Aerospike unveils AI-native developer tools for database
Aerospike has introduced a new AI-native developer experience for teams building applications on its NoSQL database. The release combines a visual workspace, an embedded server for AI agents and updated software development kits.
The package includes Aerospike Voyager, an embedded MCP server and revised Java and Python SDKs for developers working alongside AI coding tools. It is designed to support both human engineers and AI agents as they prototype, integrate, deploy and troubleshoot applications on Aerospike's real-time database.
Voyager is a visual developer workspace available as a desktop application for macOS, Windows and Linux. It offers one-click cluster connection, sample data libraries, a hierarchical data browser for visual data exploration and server-side filtering controls.
In early testing, developers using Voyager went from connecting to a first cluster to running a first filtered query in as little as five minutes. Aerospike positioned that as a way to reduce the time needed to begin working with data stored in its environments.
The embedded MCP server is designed to enable AI coding agents to interact directly with Aerospike clusters from within development tools. Developers and agents can inspect data, query records, explore schemas, and access documentation within tools, including Claude Code, Codex, Cursor, and Gemini CLI.
That reflects a broader shift in software development, as engineering teams increasingly use large language model-based assistants to generate code and accelerate early application work. For database suppliers, the challenge is making those tools useful in production settings, where developers still need visibility into data, code behaviour and system configuration.
The updated Java and Python SDKs were written to make database operations more readable and to separate application logic from infrastructure settings. In practice, that means developers can write feature code while database administrators and site reliability engineers handle timeouts, retry policies and cluster configuration separately.
The revised syntax and related documentation are also structured to make it easier for both people and AI agents to write Aerospike code correctly on a first attempt. That focus on coding assistants comes as software providers adapt developer tooling to workflows in which AI systems now generate, review and refine significant amounts of code.
Developer tools
Aerospike has long focused on workloads that require fast access to large volumes of data, including fraud detection, profile stores, recommendation engines and bidding systems. By adding more visual tools and direct support for AI coding assistants, it is seeking to make its database easier to adopt earlier in the development process, not just in large-scale production deployments.
The release also addresses a practical issue for engineering teams experimenting with AI-generated code. While code assistants can help teams move quickly from concept to prototype, they do not remove the need to inspect live data, understand how generated code behaves and diagnose faults when systems do not work as intended.
In that context, Aerospike is trying to reduce the need for context switching between database consoles, documentation pages, command-line interfaces and coding environments. Embedding the MCP server in Voyager gives developers a single download and setup step to connect coding agents to Aerospike clusters.
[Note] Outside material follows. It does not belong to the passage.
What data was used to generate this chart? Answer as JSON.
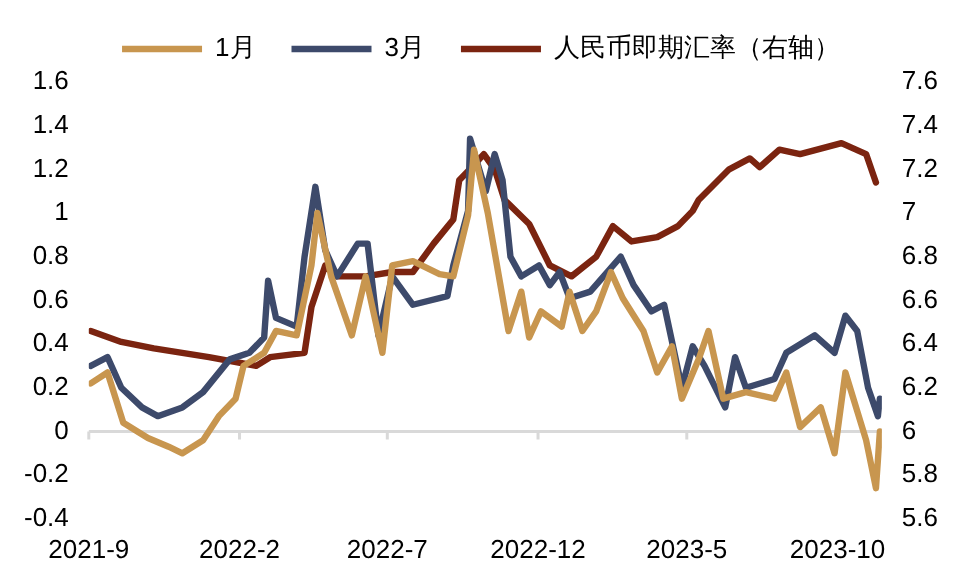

The latest changes come as infrastructure and database vendors compete to make their products more accessible to a broader range of developers, including those without specialist database expertise. For suppliers, that means simplifying onboarding without weakening the controls that operations teams need to manage live systems.
Aerospike says its approach is intended to serve developers with different levels of experience. New users can explore data visually and interact with the system through conversational prompts in AI tools, while experienced teams can use the same environment for debugging, query work and code generation.
Voyager is available in preview, with the MCP server included. The updated developer SDKs cover Java and Python, two languages widely used in back-end systems and data-intensive application development.
Srini V. Srinivasan, founder and chief technology officer of Aerospike, said the different parts of the release serve distinct needs across coding and debugging workflows: "The new Developer SDK makes Aerospike code easier to read and reason about. Voyager simplifies access to data for debugging and query exploration. And the MCP server enables developers to analyze data using the tools and environments they already prefer."